Silver Stays Stuck Between Two Diagonal Lines | Technical Analysis

XAG/USD has been trading in a consolidative manner since June 17th, between the 25.55 and 26.75 barriers. The broader picture looks directionless as well. The metal continues to hover above the upside support line drawn from the low of November 30th, as well as below a downside one taken from the high of February 1st. Therefore, we prefer to wait for a break through one of those lines before we start examining whether the outlook has changed to positive or negative.

A dip below the upside line, as well as below the 25.55 barrier, would confirm a forthcoming lower low on the daily chart and may encourage the bears to drive the battle towards the low of March 31st, at around 23.70. If that hurdle doesn’t hold, its break may lead to the 21.80 territory, which provided strong support on September 24th and November 30th.

Shifting attention to our daily oscillators, we see that the RSI has turned down after hitting resistance at 50, while the MACD, although negative, lies above its trigger line. Both indicators lie near their equilibrium lines, providing conflicting momentum signals. This enhances our choice to stay flat for now and wait for the white metal to break one of the two aforementioned diagonal lines.
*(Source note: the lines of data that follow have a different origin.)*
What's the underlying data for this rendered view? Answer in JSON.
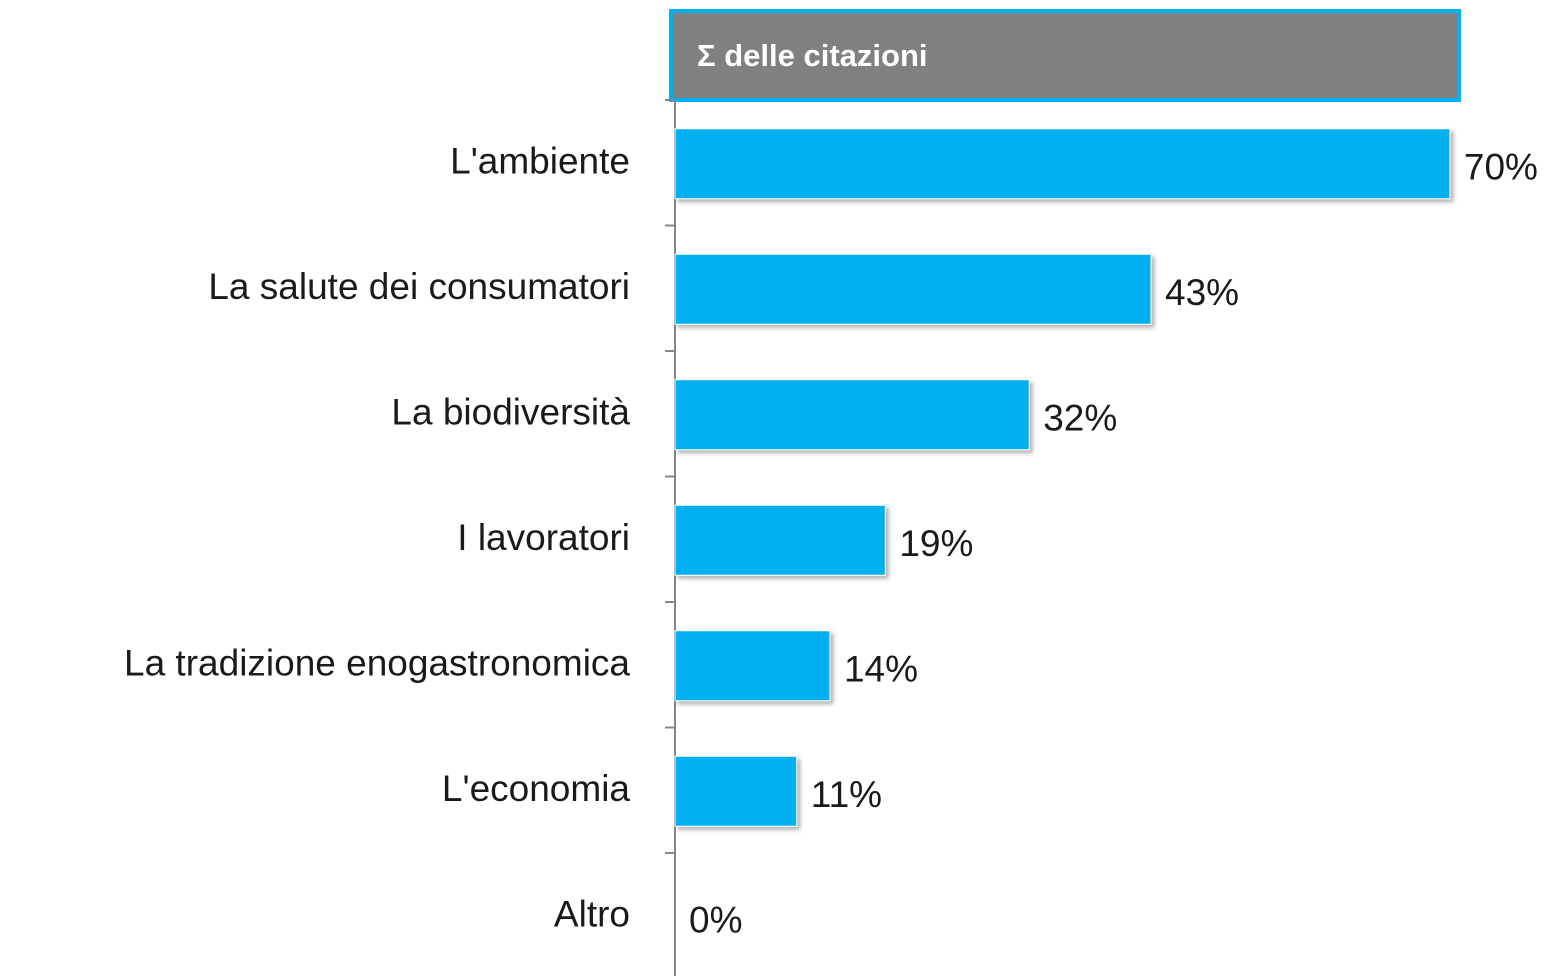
{
  "chart_data": {
    "type": "bar",
    "orientation": "horizontal",
    "title": "Σ delle citazioni",
    "categories": [
      "L'ambiente",
      "La salute dei consumatori",
      "La biodiversità",
      "I lavoratori",
      "La tradizione enogastronomica",
      "L'economia",
      "Altro"
    ],
    "values": [
      70,
      43,
      32,
      19,
      14,
      11,
      0
    ],
    "value_labels": [
      "70%",
      "43%",
      "32%",
      "19%",
      "14%",
      "11%",
      "0%"
    ],
    "color": "#00b0f0"
  }
}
On the upside, a break above the key resistance zone of 28.40 may be the catalyst for the bulls to jump massively into the action. This would not only confirm the break above the downside line taken from the high of February 1st but would also confirm a forthcoming higher high. The next stop may be the high of February 1st, at around 30.05, the break of which would take silver into territories last seen back in February 2013, with the next potential resistance perhaps being the 32.50 zone, defined by the high of January 23rd.